Source: EURLEX
Language: en
Format: md

Case C‑481/14

Jørn Hansson

v

Jungpflanzen Grünewald GmbH

(Request for a preliminary ruling from the Oberlandesgericht Düsseldorf)

‛Reference for a preliminary ruling — Intellectual and industrial property — Community plant variety rights — Regulation (EC) No 2100/94 — Infringement — Reasonable compensation — Compensation for damage — Costs of proceedings and out-of-court expenses’

Summary — Judgment of the Court (Fifth Chamber), 9 June 2016

1. Agriculture — Uniform legislation — Protection of plant varieties — Infringements of a protected variety — Right to compensation — Damage for which compensation is available — Scope — Restitution by the infringer of the profits and gains — Not included

   (Council Regulation No 2100/94, Art. 94; European Parliament and Council Directive 2004/48, Recitals 17 and 26 and Art. 13(1))
2. Agriculture — Uniform legislation — Protection of plant varieties — Infringements of a protected variety — Reasonable compensation — Fixing — Elements to be taken into consideration

   (Council Regulation No 2100/94, Arts 14(1) and 94(1))
3. Agriculture — Uniform legislation — Protection of plant varieties — Infringements of a protected variety — Right to compensation — Damage for which compensation is available — Scope — Costs incurred in an interlocutory application and out-of-court expenses incurred in connection with the main action — Included — Conditions

   (Council Regulation No 2100/94, Art. 94(2))

1. Article 94 of Regulation No 2100/94 on Community plant variety rights must be interpreted as meaning that the right to compensation which it establishes for the holder of a plant variety right that has been infringed encompasses all the damage sustained by that holder, although that article cannot serve as a basis either for the imposition of a flat-rate ‘infringer supplement’ or, specifically, for the restitution of the profits and gains made by the infringer.

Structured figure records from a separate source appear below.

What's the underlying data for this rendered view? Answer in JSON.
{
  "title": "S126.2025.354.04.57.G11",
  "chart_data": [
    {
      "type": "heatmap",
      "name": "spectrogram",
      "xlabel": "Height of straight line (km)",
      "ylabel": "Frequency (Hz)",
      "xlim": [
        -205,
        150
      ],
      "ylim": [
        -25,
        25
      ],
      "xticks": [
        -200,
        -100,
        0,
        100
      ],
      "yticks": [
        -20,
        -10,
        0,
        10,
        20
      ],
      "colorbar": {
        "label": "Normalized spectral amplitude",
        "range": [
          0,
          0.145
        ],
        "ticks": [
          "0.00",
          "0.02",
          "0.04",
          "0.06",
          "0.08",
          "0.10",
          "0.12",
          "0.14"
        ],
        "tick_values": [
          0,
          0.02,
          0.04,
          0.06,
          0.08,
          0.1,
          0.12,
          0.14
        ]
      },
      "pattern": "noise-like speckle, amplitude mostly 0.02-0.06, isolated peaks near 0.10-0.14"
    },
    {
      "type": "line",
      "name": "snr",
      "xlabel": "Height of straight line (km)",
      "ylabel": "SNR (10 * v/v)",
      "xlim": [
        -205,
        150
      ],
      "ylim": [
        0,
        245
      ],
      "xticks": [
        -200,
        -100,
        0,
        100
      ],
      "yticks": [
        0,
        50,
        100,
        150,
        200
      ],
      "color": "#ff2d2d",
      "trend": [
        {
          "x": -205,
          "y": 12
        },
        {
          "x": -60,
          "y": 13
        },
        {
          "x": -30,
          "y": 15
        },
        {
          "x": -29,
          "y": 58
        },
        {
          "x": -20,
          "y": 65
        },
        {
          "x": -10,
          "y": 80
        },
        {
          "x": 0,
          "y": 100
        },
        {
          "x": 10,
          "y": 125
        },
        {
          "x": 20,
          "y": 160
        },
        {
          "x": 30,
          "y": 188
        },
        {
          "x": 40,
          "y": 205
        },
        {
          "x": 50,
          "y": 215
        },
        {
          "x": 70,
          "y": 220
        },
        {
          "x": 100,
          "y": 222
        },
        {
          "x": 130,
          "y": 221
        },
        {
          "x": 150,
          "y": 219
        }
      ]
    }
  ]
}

   Article 94 of that regulation establishes for the holder of a Community plant variety right an entitlement to compensation which not only is full but which also rests on an objective basis, that is to say, it covers solely the damage which he has sustained as a result of the infringement. Therefore, Article 94 of the regulation does not permit an infringer to be ordered to pay a flat-rate ‘infringer supplement’, since such a supplement does not necessarily reflect the damage suffered by the holder of the variety infringed, although Directive 2004/48 on the enforcement of intellectual property rights does not prevent the Member States from laying down measures that are more protective. Similarly, Article 94 does not permit the holder of a Community plant variety right to claim restitution of the gains and profits made by an infringer. In fact, both the ‘reasonable compensation’ and the amount of compensation payable under Article 94(2) of Regulation No 2100/94 must be set on the basis of the damage suffered by the injured party and not on the basis of the profit made by the person who committed the infringement.

   (see paras 33, 40, 41, 43, operative part 1)
2. The concept of ‘reasonable compensation’, provided for in Article 94(1) of Regulation No 2100/94 on Community plant variety rights, must be interpreted as meaning that it covers, in addition to the fee that would normally be payable for licensed production, all damage that is closely connected to the failure to pay that fee, which may include, inter alia, payment of default interest. It is for the national court to determine the circumstances which require that fee to be increased, bearing in mind that each of them may be taken into account only once for the purpose of determining the amount of reasonable compensation.

   In that regard, in order to determine the amount of reasonable compensation payable in a case of infringement, the amount of the fee which would be payable for ordinary licensed production of the plant variety in the same area, as referred to in Article 14(3) of Regulation No 2100/94, can be said to constitute an appropriate basis for calculation. In addition, loss or damage that is closely connected to failure to pay that compensation may include default interest because of the late payment of the fee payable in the normal course of events, particularly if the contractual term is one which reasonable, informed contracting parties would have included, provided that the licence fee used as a reference does not include such interest.

   (see paras 48, 52-54, operative part 2)
3. Article 94(2) of Regulation No 2100/94 on Community plant variety rights must be interpreted as meaning that the amount of the damage referred to in that provision must be determined on the basis of the specific matters put forward in that regard by the holder of the variety infringed, if need be using a lump-sum method if those matters are not quantifiable. It is not contrary to that provision if the costs incurred in an unsuccessful interlocutory application are left out of account in the determination of that damage or if the out-of-court expenses incurred in connection with the main action are not taken into consideration. However, a condition for not taking those expenses into account is that the amount of the legal costs that are likely to be awarded to the victim of the infringement is not such, in view of the sums he has incurred in respect of out-of-court expenses and their utility in the main action for damages, as to deter him from bringing legal proceedings in order to enforce his rights.